# Use 1/3 octave or Narrowband Cal File



## Guest (Oct 13, 2008)

Hello everybody.
Two weeks ago I bought a ecm8000. I compared this mic to a B&K omni, and a clio mic on a clio system.
I used the cal file posted on this Forum. I noticed a large error in the 6 to 10K range with the ecm8000.
( 3 db or more boost on ecm8000) I tried another cal file posted on a different forum, better but still large error. Then I purchased a calibrated ecm8000 here:

cross spectrum labs
can't post link as i am new to forum

The cal file looks like it will correct perfectly for the errors I was seeing.
My question is this. I was sent 2 calibration files. 1/3 octave and narrow band which has 1300 points.
Both load in REQ. Will req bog down with the large file or is it no problem?
Will it interpolate the points in between if I run a 1/6th octave test using a 1/3 octave cal file.
Last note . I do not think the cal file posted here is much use. I bought two mics, they seem close
to each other but far from cal file posted here.
Thank you
Brad


----------



## JohnM (Apr 11, 2006)

Brad,

You can load either file, makes no difference to REW. It will interpolate between correction points. I'd use the narrow band file personally. Might be interesting to post your cal file for comparison purposes.


----------



## brucek (Apr 11, 2006)

> Both load in REQ. Will req bog down with the large file or is it no problem?

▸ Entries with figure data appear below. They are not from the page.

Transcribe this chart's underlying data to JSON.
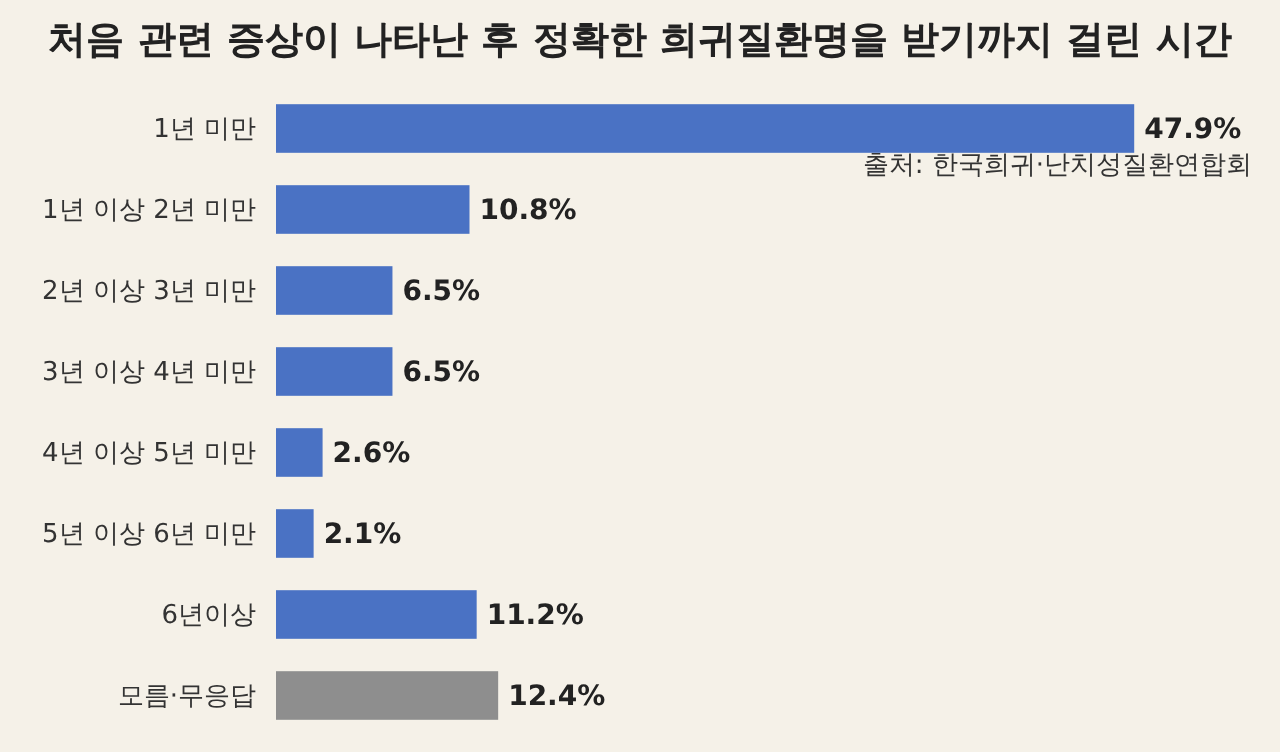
{
  "chart_data": {
    "type": "bar",
    "orientation": "horizontal",
    "title": "처음 관련 증상이 나타난 후 정확한 희귀질환명을 받기까지 걸린 시간",
    "categories": [
      "1년 미만",
      "1년 이상 2년 미만",
      "2년 이상 3년 미만",
      "3년 이상 4년 미만",
      "4년 이상 5년 미만",
      "5년 이상 6년 미만",
      "6년이상",
      "모름·무응답"
    ],
    "values": [
      47.9,
      10.8,
      6.5,
      6.5,
      2.6,
      2.1,
      11.2,
      12.4
    ],
    "colors": [
      "#4a72c4",
      "#4a72c4",
      "#4a72c4",
      "#4a72c4",
      "#4a72c4",
      "#4a72c4",
      "#4a72c4",
      "#8e8e8e"
    ],
    "value_labels": [
      "47.9%",
      "10.8%",
      "6.5%",
      "6.5%",
      "2.6%",
      "2.1%",
      "11.2%",
      "12.4%"
    ],
    "xlim": [
      0,
      48
    ],
    "tick_labels": "y",
    "annotations": [
      "출처: 한국희귀·난치성질환연합회"
    ]
  }
}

Should be no problem, as the cal files are applied post measure to the impulse response to produce the frequency response graph, waterfall etc.

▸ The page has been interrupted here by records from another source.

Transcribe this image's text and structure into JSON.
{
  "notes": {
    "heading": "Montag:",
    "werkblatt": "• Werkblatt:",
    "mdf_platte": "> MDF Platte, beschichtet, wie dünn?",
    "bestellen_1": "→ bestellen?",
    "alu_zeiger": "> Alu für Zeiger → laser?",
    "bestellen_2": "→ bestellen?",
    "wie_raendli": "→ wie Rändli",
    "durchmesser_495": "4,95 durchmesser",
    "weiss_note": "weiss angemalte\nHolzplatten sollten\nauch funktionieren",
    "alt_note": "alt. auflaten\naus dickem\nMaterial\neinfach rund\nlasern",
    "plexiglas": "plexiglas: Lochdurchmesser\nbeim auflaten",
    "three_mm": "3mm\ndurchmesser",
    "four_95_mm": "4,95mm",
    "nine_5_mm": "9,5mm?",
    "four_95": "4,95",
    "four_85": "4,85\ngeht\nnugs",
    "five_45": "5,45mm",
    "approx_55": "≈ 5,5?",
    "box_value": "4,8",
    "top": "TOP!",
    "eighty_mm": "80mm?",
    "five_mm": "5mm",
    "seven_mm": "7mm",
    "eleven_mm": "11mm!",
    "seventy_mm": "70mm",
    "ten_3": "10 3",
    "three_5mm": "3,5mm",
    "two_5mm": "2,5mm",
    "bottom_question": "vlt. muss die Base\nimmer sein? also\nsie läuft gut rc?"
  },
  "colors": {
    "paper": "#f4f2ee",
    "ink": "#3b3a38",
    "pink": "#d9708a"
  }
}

> Will it interpolate the points in between if I run a 1/6th octave test using a 1/3 octave cal file.


Yes.



> I do not think the cal file posted here is much use.

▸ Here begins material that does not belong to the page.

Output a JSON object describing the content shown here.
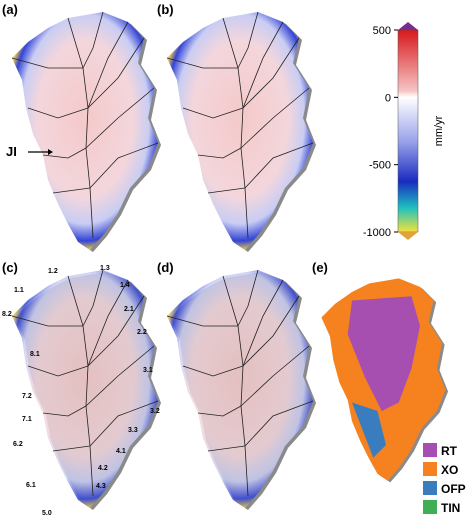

Perhaps not for yourself, but for home use in setting up an equalizer and room treatments it's perfectly adequate. No generic cal file is accurate, except for the microphone it was created for. We had an ECM8000 mic professionally calibrated and then compared it against two others and they all measured the same. We offer the cal file for free for those who want a relatively decent correction to set up low frequency parametric equalizers and test room treatment. If it's of no use to you, don't use it. 

brucek


----------



## Guest (Oct 13, 2008)

John
Thank you for the reply, and again great Job. got side tracked but I will donate this week.
I will also try to post the data later this week.
Brad


----------